Archive for December, 2009

Fats, oils, and their properties

December 5, 2009

The olive oil soap we made is a good basic soap, gives you a hard bar and lather enough. What if you want something more conditioning, or a better lather? This is where essential fatty acids (EFAs) come in. The different fats and vegetable oils are made up of different EFAs, so, while olive oil will give you that stable lather, hard bar, and conditioning, maybe you like more lather. You would then use an oil that produces it, has a good content of Lauric acid. If you want your soap more conditioning, you put in an oil fairly high in oleic acid. This is called balancing a recipe. When you look what you want in your soap, and produce those results manipulating oils.

When you make soap, it’s not just what oils you use, it’s how you use them.

Because it’s my blog, and I do olive oil based soaps, we’re going to start with a pound of olive oil. It has high percentages of oleic acid, which conditions, and palmitic acid, which produces a hard bar and stable lather. You’re going to want lather and a rinse clean feeling. We’ll use coconut for its lauric and myristic acids. Maybe you’d like to add a pampering feeling. Maybe 6 oz of corn oil for its linoleic and oleic acids, which give that clean feeling and conditions. To round this out, for its oleic acid, 2 oz of safflower oil. This is gonna be one sweet bar for a bath.

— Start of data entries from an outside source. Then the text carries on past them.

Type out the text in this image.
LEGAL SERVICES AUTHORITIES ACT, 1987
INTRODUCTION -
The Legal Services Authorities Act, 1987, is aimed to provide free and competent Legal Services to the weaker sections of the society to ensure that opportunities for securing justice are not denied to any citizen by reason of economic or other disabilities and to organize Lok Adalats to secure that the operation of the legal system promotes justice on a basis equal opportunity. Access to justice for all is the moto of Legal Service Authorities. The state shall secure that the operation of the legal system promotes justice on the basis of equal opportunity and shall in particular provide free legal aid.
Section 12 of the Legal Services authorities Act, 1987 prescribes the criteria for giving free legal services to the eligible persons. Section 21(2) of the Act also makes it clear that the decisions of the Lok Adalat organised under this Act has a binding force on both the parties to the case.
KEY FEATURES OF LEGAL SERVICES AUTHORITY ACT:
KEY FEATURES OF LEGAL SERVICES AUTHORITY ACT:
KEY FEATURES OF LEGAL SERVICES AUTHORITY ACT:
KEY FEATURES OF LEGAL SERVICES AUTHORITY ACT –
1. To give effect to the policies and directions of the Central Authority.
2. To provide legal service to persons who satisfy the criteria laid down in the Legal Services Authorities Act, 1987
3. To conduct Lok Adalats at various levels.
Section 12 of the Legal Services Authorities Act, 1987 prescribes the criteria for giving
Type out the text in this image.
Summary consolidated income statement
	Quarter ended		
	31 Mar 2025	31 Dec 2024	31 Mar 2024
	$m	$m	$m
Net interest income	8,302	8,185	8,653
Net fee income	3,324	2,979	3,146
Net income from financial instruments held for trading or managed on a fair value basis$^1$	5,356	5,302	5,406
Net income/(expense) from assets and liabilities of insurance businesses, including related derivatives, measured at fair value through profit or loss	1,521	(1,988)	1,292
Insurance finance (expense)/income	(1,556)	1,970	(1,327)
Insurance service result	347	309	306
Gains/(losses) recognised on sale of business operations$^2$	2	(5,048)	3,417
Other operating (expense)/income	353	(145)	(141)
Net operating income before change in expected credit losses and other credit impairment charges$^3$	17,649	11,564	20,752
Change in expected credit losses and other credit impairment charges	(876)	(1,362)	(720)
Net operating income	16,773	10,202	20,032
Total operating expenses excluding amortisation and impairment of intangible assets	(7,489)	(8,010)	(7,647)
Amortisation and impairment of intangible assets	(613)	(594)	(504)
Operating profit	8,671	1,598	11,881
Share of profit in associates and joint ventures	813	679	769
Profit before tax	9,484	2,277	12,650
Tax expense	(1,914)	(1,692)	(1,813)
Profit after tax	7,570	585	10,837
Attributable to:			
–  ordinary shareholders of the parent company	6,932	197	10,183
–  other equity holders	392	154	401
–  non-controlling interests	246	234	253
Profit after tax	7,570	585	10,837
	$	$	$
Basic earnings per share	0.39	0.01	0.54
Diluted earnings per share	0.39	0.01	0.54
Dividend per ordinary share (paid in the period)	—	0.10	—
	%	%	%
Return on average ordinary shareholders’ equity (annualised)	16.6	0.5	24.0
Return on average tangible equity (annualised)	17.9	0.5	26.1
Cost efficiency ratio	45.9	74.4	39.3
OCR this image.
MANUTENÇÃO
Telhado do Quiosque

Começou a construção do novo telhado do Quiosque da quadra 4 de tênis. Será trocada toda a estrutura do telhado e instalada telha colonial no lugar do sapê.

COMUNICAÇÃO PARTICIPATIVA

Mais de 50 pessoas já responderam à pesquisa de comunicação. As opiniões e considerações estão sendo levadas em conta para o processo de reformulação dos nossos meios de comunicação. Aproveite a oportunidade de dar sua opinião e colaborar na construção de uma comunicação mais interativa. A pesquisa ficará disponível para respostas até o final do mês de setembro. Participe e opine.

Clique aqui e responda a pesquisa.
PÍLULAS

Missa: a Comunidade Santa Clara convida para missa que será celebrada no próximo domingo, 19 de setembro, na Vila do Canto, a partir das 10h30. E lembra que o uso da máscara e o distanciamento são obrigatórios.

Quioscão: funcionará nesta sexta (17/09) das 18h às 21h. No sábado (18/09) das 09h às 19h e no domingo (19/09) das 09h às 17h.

Now, let’s talk about superfatting. If we put all the oils together in the pot, then add the lye, you will have the superfat you discounted for. In my case, I’d still have the 5-8% superfat, but it’s the lye that decides how much of what is left unsaponified.

Every oil has a certain amount of unsaponifiables, parts that the lye won’t bond with no matter what. Some oils, our safflower up there, for instance, is high in unsaponifiables. These are the things that condition our skin. Because the safflower oil is higher in these conditioners, you may want to keep more of those molecules unsaponified.

Set aside your 2 oz of safflower oil. Mix the other oils, add the lye at the right temp, and stir to trace. When the mix thickens, saponification has started. The safflower oil is added then, mixed in with your scent, and then the soap is poured into the mold. Put it where it won’t be bothered. Leave it alone.

There are tables all over the internet with the oils and their respective traits. There are also a few books out with this and more information. Susan Miller Cavitch, The Soapmaker’s Companion is a good one.

Anything you study, it seems there’s always at least one noncomformist. Let’s talk about castor oil. Castor oil is about 90% ricinolic acid. This lathers, conditions, but it makes a very soft bar in large amounts. It’s also very humectant (absorbs water from the air). I make a shampoo for myself, bar shampoo. It’s almost a quarter castor oil, mostly because it can attract water from the air. That makes it good for hair, but not so good for storing. I store that one with packets of dessicant.

Castor oil will also take its own sweet time reacting with the lye. I’ve had a batch of soap with castor oil sit in the mold for a month. Usually, I hot process anything with castor oil because I don’t want to tie up my molds for so long.

Another quirk of castor oil is, the lower the iodine in the oil, the harder the bar. The ricinolic acid has to break that rule, too. Castor has a moderate amount of iodine, not high, not low, but it will produce a soft bar. This should really be a minority oil.

Anything with castor oil in it will cure very slowly. Even with hot processing, I often let bars with castor cure for 2-3 months. The soap has a much richer lather.

So, here we go, fats, oils, and their properties, fast and dirty:

Lauric Acid produces a hard bar, fluffy later. In high amounts, over 33%, can strip skin oils. Lauric is found in babassu oil, coconut oil, palm kernal oil, and tallow.

Myristic acid makes for a cleansing feeling, hard bar, fluffy lather, but won’t strip oils. Found in Babassu oil, coconut oil, and palm kernal oil.

Linoleic acid provides light conditioning and that rinse clean feeling. This is found in most oils, as is Oleic acid. Oleic acid provides conditioning. Your best bet for these is nut and seed oils. Mango butter, apricot kernal oil, sunflower and safflower oils, grapeseed.

Palmitic acid provides a hard bar and stable lather. This is found in most oils, but specifically apricot kernal oil, lard, cocoa butter, and tallow.

Ricinolic acid is only found in castor oil. It lathers, conditions, but makes a soft bar in large amounts.

And, finally, stearic acid. This makes for a hard bar and stable lather. Found in mango butter, shea butter, and tallow.

These lists are by no means complete. Do your own research for more information.

With all this in mind, let’s go make our soap.